Hasta su propio destino, Palo Alto, suena a una humorada, con libros que se encuentra en librerías como el Libro de las maneras de llegar a Palo Alto y el Libro de los acertijos de Palo Alto. Varias veces Rudy parece rendirse: llegar hasta allá resulta ser un problema demasiado arduo.
“Ahí fue cuando me di por vencido con eso de llegar a Palo Alto. Después de que termine esta carta me iré derechito a casa.
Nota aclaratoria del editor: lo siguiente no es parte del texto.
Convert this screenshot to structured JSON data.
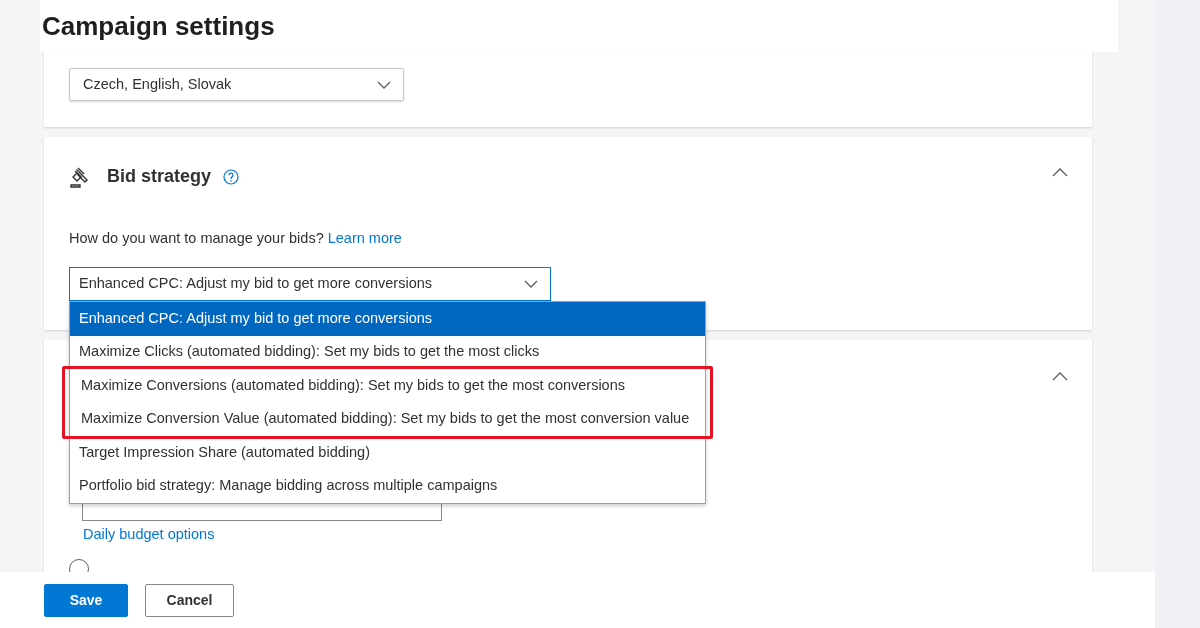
{
  "page": {
    "title": "Campaign settings"
  },
  "languages": {
    "value": "Czech, English, Slovak"
  },
  "bid_strategy": {
    "title": "Bid strategy",
    "expanded": true,
    "prompt": "How do you want to manage your bids?",
    "link": "Learn more",
    "dropdown": {
      "value": "Enhanced CPC: Adjust my bid to get more conversions",
      "expanded": true,
      "options": [
        {
          "label": "Enhanced CPC: Adjust my bid to get more conversions",
          "selected": true,
          "highlighted": false
        },
        {
          "label": "Maximize Clicks (automated bidding): Set my bids to get the most clicks",
          "selected": false,
          "highlighted": false
        },
        {
          "label": "Maximize Conversions (automated bidding): Set my bids to get the most conversions",
          "selected": false,
          "highlighted": true
        },
        {
          "label": "Maximize Conversion Value (automated bidding): Set my bids to get the most conversion value",
          "selected": false,
          "highlighted": true
        },
        {
          "label": "Target Impression Share (automated bidding)",
          "selected": false,
          "highlighted": false
        },
        {
          "label": "Portfolio bid strategy: Manage bidding across multiple campaigns",
          "selected": false,
          "highlighted": false
        }
      ]
    }
  },
  "budget": {
    "expanded": true,
    "options_link": "Daily budget options",
    "shared_option": {
      "selected": false
    }
  },
  "footer": {
    "buttons": [
      {
        "label": "Save",
        "kind": "primary"
      },
      {
        "label": "Cancel",
        "kind": "secondary"
      }
    ]
  }
}
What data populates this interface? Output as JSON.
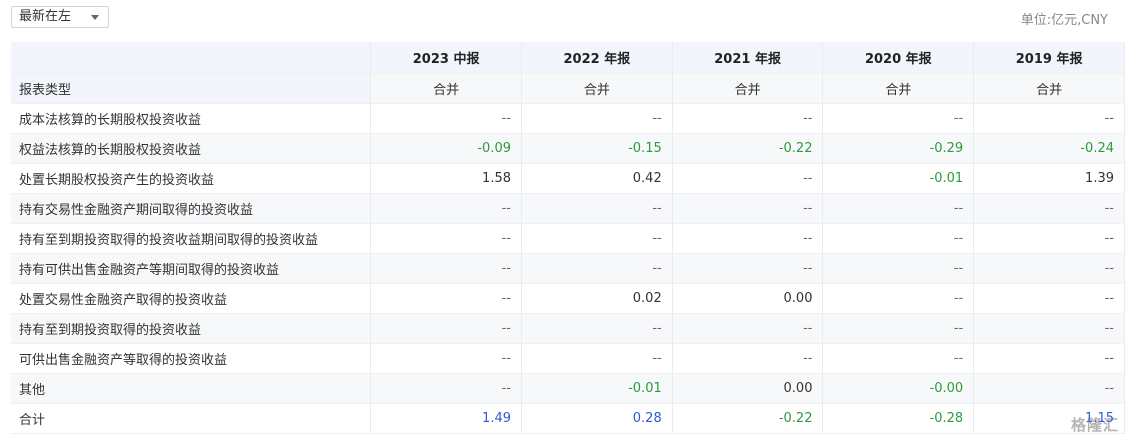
{
  "toolbar": {
    "sort_select_value": "最新在左",
    "unit_label": "单位:亿元,CNY"
  },
  "table": {
    "columns": [
      "2023 中报",
      "2022 年报",
      "2021 年报",
      "2020 年报",
      "2019 年报"
    ],
    "rows": [
      {
        "label": "报表类型",
        "values": [
          "合并",
          "合并",
          "合并",
          "合并",
          "合并"
        ]
      },
      {
        "label": "成本法核算的长期股权投资收益",
        "values": [
          "--",
          "--",
          "--",
          "--",
          "--"
        ]
      },
      {
        "label": "权益法核算的长期股权投资收益",
        "values": [
          "-0.09",
          "-0.15",
          "-0.22",
          "-0.29",
          "-0.24"
        ]
      },
      {
        "label": "处置长期股权投资产生的投资收益",
        "values": [
          "1.58",
          "0.42",
          "--",
          "-0.01",
          "1.39"
        ]
      },
      {
        "label": "持有交易性金融资产期间取得的投资收益",
        "values": [
          "--",
          "--",
          "--",
          "--",
          "--"
        ]
      },
      {
        "label": "持有至到期投资取得的投资收益期间取得的投资收益",
        "values": [
          "--",
          "--",
          "--",
          "--",
          "--"
        ]
      },
      {
        "label": "持有可供出售金融资产等期间取得的投资收益",
        "values": [
          "--",
          "--",
          "--",
          "--",
          "--"
        ]
      },
      {
        "label": "处置交易性金融资产取得的投资收益",
        "values": [
          "--",
          "0.02",
          "0.00",
          "--",
          "--"
        ]
      },
      {
        "label": "持有至到期投资取得的投资收益",
        "values": [
          "--",
          "--",
          "--",
          "--",
          "--"
        ]
      },
      {
        "label": "可供出售金融资产等取得的投资收益",
        "values": [
          "--",
          "--",
          "--",
          "--",
          "--"
        ]
      },
      {
        "label": "其他",
        "values": [
          "--",
          "-0.01",
          "0.00",
          "-0.00",
          "--"
        ]
      },
      {
        "label": "合计",
        "values": [
          "1.49",
          "0.28",
          "-0.22",
          "-0.28",
          "1.15"
        ]
      }
    ]
  },
  "colors": {
    "negative": "#2e9b3a",
    "total_positive": "#2b5bd7",
    "header_bg": "#f2f5fb"
  },
  "watermark": "格隆汇"
}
Supongo que sería amable de tu parte decirle a la gente de la casa de al lado que en Nueva York hay un hombre que tiene incluso más deseos que yo de llegar ahí. Pero no veo cómo puedan saber lo mucho que quiero verte, a menos que también ellos tengan su propio pajarito. O que el pájaro de la mujer vuele a decírselo antes de que llegue esta carta. Como sea, chau por ahora. Todo lo mejor, Rudy”.
En un giro kafkiano, Rudy vuelve a su casa, pero le han cambiado la cerradura y no puede entrar a su departamento. Poco después termina esposado por la policía, aunque nunca pierde las esperanzas de ver a Kevin, “cansado de andar en sueños de habitación en habitación”, donde se encuentra de pronto con una mesa servida para él y días después con una cabaña solitaria en los bosques.
“Seguí el río durante tres días con sus noches. Luego vi sobrevolar un avión, oí un silbato de vapor que venía de un barco, tropecé con una vía de ferrocarril y caminé a lo largo de los rieles hasta que llegué a una ciudad en Utah”, escribe el incansable Rudy, que retoma la marcha hacia su amigo con un final tan inesperado como las peripecias que fue experimentando a lo largo de su interminable viaje.
Cartas a Kevin, de Stephen Dixon (Eterna Cadencia).